Erwin Schroedinger was a wunderkind, but he didn't discover the equation which bears his name until his late 30's. This is a rarity in physics, where many do their best work before the age of 30. He also chose an apolitical route during WWII, emigrating from Austria to the neutral country of Ireland for the duration of the war. He lived something of an unconventional life. While physicists are forever solving the Schroedinger Equation, popular culture remembers him for a gedankenexperiment he thought up to explain quantum mechanics on a macroscopic scale.

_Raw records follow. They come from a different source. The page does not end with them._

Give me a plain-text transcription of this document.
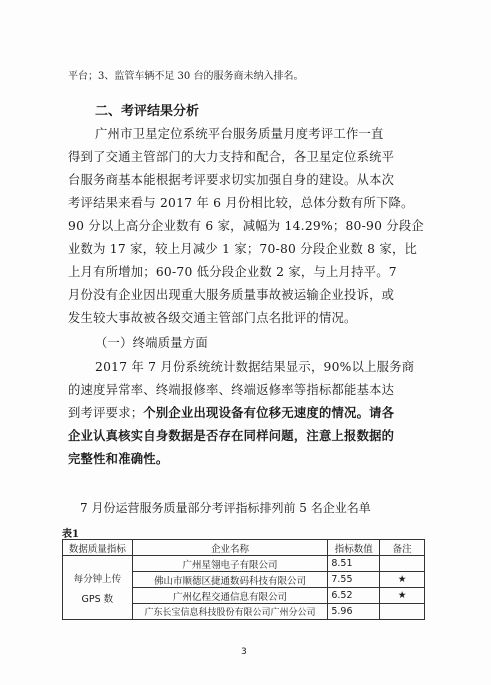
平台；3、监管车辆不足 30 台的服务商未纳入排名。
二、考评结果分析
广州市卫星定位系统平台服务质量月度考评工作一直
得到了交通主管部门的大力支持和配合，各卫星定位系统平
台服务商基本能根据考评要求切实加强自身的建设。从本次
考评结果来看与 2017 年 6 月份相比较，总体分数有所下降。
90 分以上高分企业数有 6 家，减幅为 14.29%；80-90 分段企
业数为 17 家，较上月减少 1 家；70-80 分段企业数 8 家，比
上月有所增加；60-70 低分段企业数 2 家，与上月持平。7
月份没有企业因出现重大服务质量事故被运输企业投诉，或
发生较大事故被各级交通主管部门点名批评的情况。
（一）终端质量方面
2017 年 7 月份系统统计数据结果显示，90%以上服务商
的速度异常率、终端报修率、终端返修率等指标都能基本达
到考评要求；个别企业出现设备有位移无速度的情况。请各
企业认真核实自身数据是否存在同样问题，注意上报数据的
完整性和准确性。
7 月份运营服务质量部分考评指标排列前 5 名企业名单
表1
数据质量指标	企业名称	指标数值	备注

每分钟上传
GPS 数	广州星翎电子有限公司	8.51	
	佛山市顺德区捷通数码科技有限公司	7.55	★
	广州亿程交通信息有限公司	6.52	★
	广东长宝信息科技股份有限公司广州分公司	5.96	
3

Being somewhat daft and used to animals on O'Reilly books in my computer science classes, I just thought the cat on the back of my college quantum mechanics textbook was asleep. It's not. It's dead. In Schroedinger's gendankenexperiment the cat is in a box into which prussic acid has possibly been released by the radioactive decay of some element. Until you look in the box, that is, conduct an experiment, the cat is a superposition of live cat and dead cat. Since when exactly radioactive decay occurs is indeterminate, one can only calculate the probability that it has occurred or not occurred and thus the probability that the cat is dead or alive. When you open the box and take a look, you collapse the wavefunction.

The assumption is, of course, that you can open the box. And that you want to. Philosophers have had a field day surrounding the interpretation of the experiment. My description of it even belies my own leanings I would imagine.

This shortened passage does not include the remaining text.